As for the backend of the project, the GPT4Free tool uses the API of several popular sites that work with the OpenAI AI model. For example, the main GPT4Free script calls you.com/api/streamingSearch, passes it various parameters, and then takes the JSON response and formats it. The GPT4Free repository also has scripts that collect data from other sites such as Quora, Forefront, and t3nsor. Any developer can use these scripts to create their own bot to connect to ChatGPT.
“The same can be achieved by simply opening the tabs of the sites. I can open the Phind, You, etc. tabs in my browser and send out spam requests. My project just makes it easier,” said khtekky
All sites running GPT4Free pay OpenAI fees to use its extensive language models. So when you use scripts, these sites end up paying for your requests, even if you don’t visit them. If these sites rely on ad revenue on their sites to offset API costs, they are losing money on these requests.
xtekky said that he has already removed from the project several scripts that use the API of certain services, at the separate request of the owners of these sites. He clarified that representatives of phind.com, ora.sh and writesonic.com approached him directly about this issue.
xtrekky noted that any of these sites may block external use of their internal APIs through standard information security measures. One of the many methods that sites like You.com can use is to block API traffic from any IP addresses that are not their own.
xtrekky clarified that he advised all the sites that wrote to him to secure their APIs, but none of them did. So, even if he removes the scripts from his repository, any other developer will be able to do the same.
The author of GPT4Free is not responsible for what others do with his script, and that OpenAI should not prosecute him for using APIs of other sites that are available on the open network.
“OpenAI can also contact all partners, warn and notify them, and will contact me as part of the cooperation. But it appears that this legal threat comes exclusively from OpenAI. They mostly claim that I attack them directly. I really don’t know, but it seems that if a site uses the OpenAI API, it has the legal protection of OpenAI and OpenAI is responsible for the damages that the site receives,” explained the developer.
xtrekky said he is still deciding whether to remove his GPT4Free repository from GitHub. He intends to seek legal advice on the matter before making a decision. However, as the developer points out, the project’s code will continue to exist and anyone can find ways to use the APIs of these sites if they are still not secured.
“Users are sharing and hosting this project everywhere.

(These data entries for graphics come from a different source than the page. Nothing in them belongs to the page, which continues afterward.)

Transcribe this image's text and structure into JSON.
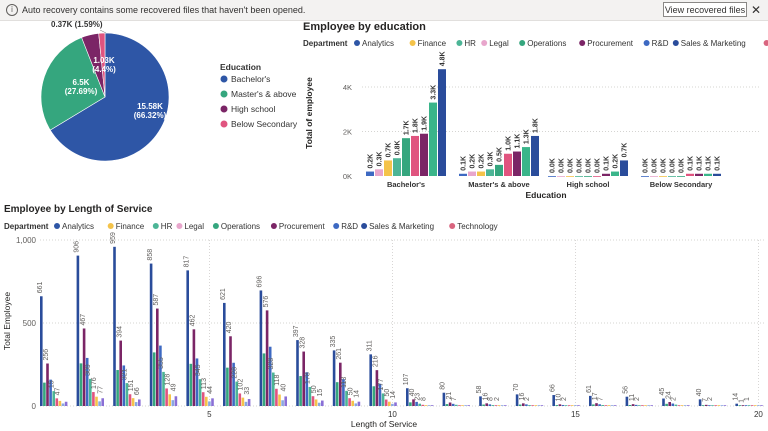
{
  "banner": {
    "info_icon": "info-icon",
    "message": "Auto recovery contains some recovered files that haven't been opened.",
    "button_label": "View recovered files",
    "close_glyph": "✕"
  },
  "colors": {
    "Analytics": "#2e56a6",
    "Finance": "#f4c34a",
    "HR": "#4cb596",
    "Legal": "#e8a6cc",
    "Operations": "#35a67e",
    "Procurement": "#7b2566",
    "R&D": "#3d69c2",
    "Sales & Marketing": "#2a4c9b",
    "Technology": "#d9657f"
  },
  "chart_data": [
    {
      "type": "pie",
      "title": "",
      "legend_title": "Education",
      "legend_position": "right",
      "slices": [
        {
          "label": "Bachelor's",
          "value": 15.58,
          "display": "15.58K",
          "pct": "(66.32%)",
          "color": "#2e56a6"
        },
        {
          "label": "Master's & above",
          "value": 6.5,
          "display": "6.5K",
          "pct": "(27.69%)",
          "color": "#35a67e"
        },
        {
          "label": "High school",
          "value": 1.03,
          "display": "1.03K",
          "pct": "(4.4%)",
          "color": "#7b2566"
        },
        {
          "label": "Below Secondary",
          "value": 0.37,
          "display": "0.37K",
          "pct": "(1.59%)",
          "color": "#e0547f"
        }
      ]
    },
    {
      "type": "bar",
      "title": "Employee by education",
      "legend_title": "Department",
      "series_names": [
        "Analytics",
        "Finance",
        "HR",
        "Legal",
        "Operations",
        "Procurement",
        "R&D",
        "Sales & Marketing",
        "Technology"
      ],
      "categories": [
        "Bachelor's",
        "Master's & above",
        "High school",
        "Below Secondary"
      ],
      "values": [
        [
          0.2,
          0.3,
          0.7,
          0.8,
          1.7,
          1.8,
          1.9,
          3.3,
          4.8
        ],
        [
          0.1,
          0.2,
          0.2,
          0.3,
          0.5,
          1.0,
          1.1,
          1.3,
          1.8
        ],
        [
          0.0,
          0.0,
          0.0,
          0.0,
          0.0,
          0.0,
          0.1,
          0.2,
          0.7
        ],
        [
          0.0,
          0.0,
          0.0,
          0.0,
          0.0,
          0.1,
          0.1,
          0.1,
          0.1
        ]
      ],
      "labels": [
        [
          "0.2K",
          "0.3K",
          "0.7K",
          "0.8K",
          "1.7K",
          "1.8K",
          "1.9K",
          "3.3K",
          "4.8K"
        ],
        [
          "0.1K",
          "0.2K",
          "0.2K",
          "0.3K",
          "0.5K",
          "1.0K",
          "1.1K",
          "1.3K",
          "1.8K"
        ],
        [
          "0.0K",
          "0.0K",
          "0.0K",
          "0.0K",
          "0.0K",
          "0.0K",
          "0.1K",
          "0.2K",
          "0.7K"
        ],
        [
          "0.0K",
          "0.0K",
          "0.0K",
          "0.0K",
          "0.0K",
          "0.1K",
          "0.1K",
          "0.1K",
          "0.1K"
        ]
      ],
      "bar_colors": [
        "#3d69c2",
        "#e8a6cc",
        "#f4c34a",
        "#4cb596",
        "#35a67e",
        "#e0547f",
        "#7b2566",
        "#3ab58a",
        "#2a4c9b"
      ],
      "xlabel": "Education",
      "ylabel": "Total of employee",
      "y_ticks": [
        0,
        2,
        4
      ],
      "y_tick_labels": [
        "0K",
        "2K",
        "4K"
      ],
      "ylim": [
        0,
        5.3
      ]
    },
    {
      "type": "bar",
      "title": "Employee by Length of Service",
      "legend_title": "Department",
      "series_names": [
        "Analytics",
        "Finance",
        "HR",
        "Legal",
        "Operations",
        "Procurement",
        "R&D",
        "Sales & Marketing",
        "Technology"
      ],
      "x": [
        1,
        2,
        3,
        4,
        5,
        6,
        7,
        8,
        9,
        10,
        11,
        12,
        13,
        14,
        15,
        16,
        17,
        18,
        19,
        20
      ],
      "leading_values": [
        661,
        906,
        959,
        858,
        817,
        621,
        696,
        397,
        335,
        311,
        107,
        80,
        58,
        70,
        66,
        61,
        56,
        45,
        40,
        14
      ],
      "leading_labels": [
        "661",
        "906",
        "959",
        "858",
        "817",
        "621",
        "696",
        "397",
        "335",
        "311",
        "107",
        "80",
        "58",
        "70",
        "66",
        "61",
        "56",
        "45",
        "40",
        "14"
      ],
      "second_values": [
        256,
        467,
        394,
        587,
        462,
        420,
        576,
        328,
        261,
        216,
        40,
        21,
        16,
        16,
        10,
        17,
        11,
        24,
        7,
        1
      ],
      "second_labels": [
        "256",
        "467",
        "394",
        "587",
        "462",
        "420",
        "576",
        "328",
        "261",
        "216",
        "40",
        "21",
        "16",
        "16",
        "10",
        "17",
        "11",
        "24",
        "7",
        "1"
      ],
      "other_labels": [
        [
          "15",
          "47"
        ],
        [
          "309",
          "176",
          "77"
        ],
        [
          "321",
          "151",
          "66"
        ],
        [
          "355",
          "128",
          "49"
        ],
        [
          "345",
          "113",
          "44"
        ],
        [
          "228",
          "102",
          "33"
        ],
        [
          "328",
          "118",
          "40"
        ],
        [
          "178",
          "50",
          "15"
        ],
        [
          "113",
          "50",
          "14"
        ],
        [
          "177",
          "50",
          "14"
        ],
        [
          "23",
          "8"
        ],
        [
          "7"
        ],
        [
          "8",
          "2"
        ],
        [
          "2"
        ],
        [
          "2"
        ],
        [
          "7"
        ],
        [
          "2"
        ],
        [
          "2"
        ],
        [
          "2"
        ],
        [
          "1"
        ]
      ],
      "xlabel": "Length of Service",
      "ylabel": "Total Employee",
      "x_tick_labels": [
        "5",
        "10",
        "15",
        "20"
      ],
      "y_ticks": [
        0,
        500,
        1000
      ],
      "y_tick_labels": [
        "0",
        "500",
        "1,000"
      ],
      "ylim": [
        0,
        1000
      ]
    }
  ]
}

Deleting my repository will be insignificant for the current situation,” khtrekky concluded.
The GPT4Free open source project provides a toolkit for free and nearly unlimited access to ChatGPT using a vulnerability in the OpenAI API. The developer of the project under the nickname xtekky explained that he recommends using GPT4Free only for experimental and educational purposes to gain access to the chatbot based on GPT-4 and its predecessor GPT-3.5. He developed an exploit to trick the OpenAI API by reverse-engineering it when looking for which services work with the chatbot.
GPT4Free does not bypass the corporate mechanisms of paid access to the OpenAI platform, but connects to the system through API requests from resources of companies that have paid accounts in OpenAI, for example, poe.com, phind.com, writesonic.com, sqlchat.ai, t3nsor . com and you.com.
Currently, OpenAI and GitHub have not blocked the GPT4Free project, and the list of services whose requests can be forged consists of 9 positions, previously there were 11 (forefront.ai,
poe.com, writesonic.com, t3nsor.com, you.com, sqlchat.ai, bard.google.com, bing.com/chat, chat.forefront.ai).